- 180g butter
- 125g 60% chocolate
- 60g 70% chocolate
- 3 whole eggs
- 250g sugar
- 1t vanilla extract
- 115g flour
- ½t salt
- 90g roast hazelnuts
- 125g gianduja paste or chocolate buttons.
- Preheat the oven to 160°C.
- Roast the hazelnuts for 15-20 min. until toasty. Allow to cool.
- Line a baking dish (square 20/25cm is a nice size) with greaseproof paper.
- Melt the butter and chocolate in a bain marie over a pot of gently simmering water.
- In a separate bowl whisk the eggs, sugar and vanilla.
- Add the chocolate and butter and whisk again.

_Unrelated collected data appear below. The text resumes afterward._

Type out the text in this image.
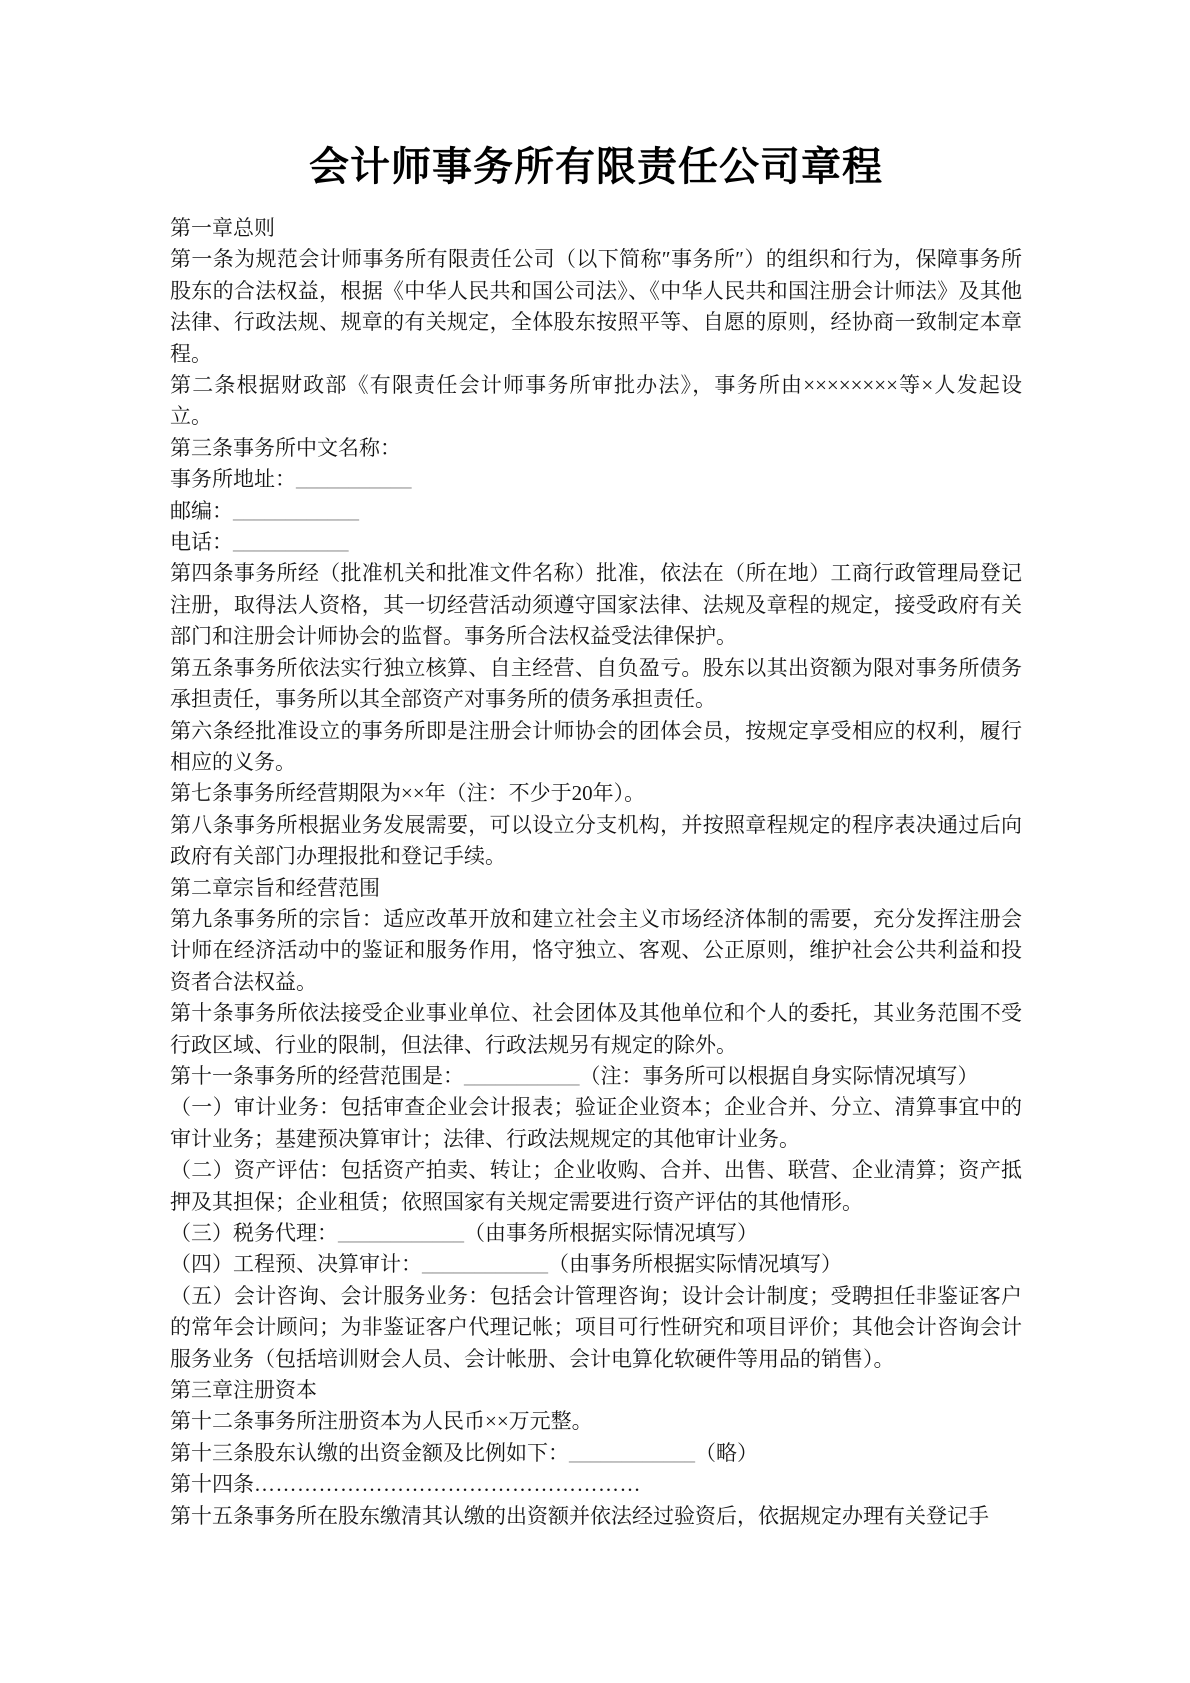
会计师事务所有限责任公司章程

第一章总则

第一条为规范会计师事务所有限责任公司（以下简称″事务所″）的组织和行为，保障事务所股东的合法权益，根据《中华人民共和国公司法》、《中华人民共和国注册会计师法》及其他法律、行政法规、规章的有关规定，全体股东按照平等、自愿的原则，经协商一致制定本章程。

第二条根据财政部《有限责任会计师事务所审批办法》，事务所由××××××××等×人发起设立。

第三条事务所中文名称：

事务所地址：___________

邮编：____________

电话：___________

第四条事务所经（批准机关和批准文件名称）批准，依法在（所在地）工商行政管理局登记注册，取得法人资格，其一切经营活动须遵守国家法律、法规及章程的规定，接受政府有关部门和注册会计师协会的监督。事务所合法权益受法律保护。

第五条事务所依法实行独立核算、自主经营、自负盈亏。股东以其出资额为限对事务所债务承担责任，事务所以其全部资产对事务所的债务承担责任。

第六条经批准设立的事务所即是注册会计师协会的团体会员，按规定享受相应的权利，履行相应的义务。

第七条事务所经营期限为××年（注：不少于20年）。

第八条事务所根据业务发展需要，可以设立分支机构，并按照章程规定的程序表决通过后向政府有关部门办理报批和登记手续。

第二章宗旨和经营范围

第九条事务所的宗旨：适应改革开放和建立社会主义市场经济体制的需要，充分发挥注册会计师在经济活动中的鉴证和服务作用，恪守独立、客观、公正原则，维护社会公共利益和投资者合法权益。

第十条事务所依法接受企业事业单位、社会团体及其他单位和个人的委托，其业务范围不受行政区域、行业的限制，但法律、行政法规另有规定的除外。

第十一条事务所的经营范围是：___________（注：事务所可以根据自身实际情况填写）

（一）审计业务：包括审查企业会计报表；验证企业资本；企业合并、分立、清算事宜中的审计业务；基建预决算审计；法律、行政法规规定的其他审计业务。

（二）资产评估：包括资产拍卖、转让；企业收购、合并、出售、联营、企业清算；资产抵押及其担保；企业租赁；依照国家有关规定需要进行资产评估的其他情形。

（三）税务代理：____________（由事务所根据实际情况填写）

（四）工程预、决算审计：____________（由事务所根据实际情况填写）

（五）会计咨询、会计服务业务：包括会计管理咨询；设计会计制度；受聘担任非鉴证客户的常年会计顾问；为非鉴证客户代理记帐；项目可行性研究和项目评价；其他会计咨询会计服务业务（包括培训财会人员、会计帐册、会计电算化软硬件等用品的销售）。

第三章注册资本

第十二条事务所注册资本为人民币××万元整。

第十三条股东认缴的出资金额及比例如下：____________（略）

第十四条………………………………………………

第十五条事务所在股东缴清其认缴的出资额并依法经过验资后，依据规定办理有关登记手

- Add the flour and salt and whisk.
- Lastly, fold in the nuts and gianduja or chocolate buttons.
- Pour into a baking dish and bake for 20-30 mins.
- Serve with good vanilla ice-cream.
Cook’s tip: Gianduja is a combination of ground hazelnuts and milk chocolate. You could substitute it with any chocolate buttons, dried cherries (not glaced), any other nut, or leave it out, as it won’t change the fundamentals of the brownie.
These brownies freeze fabulously and can also be folded into churned ice cream.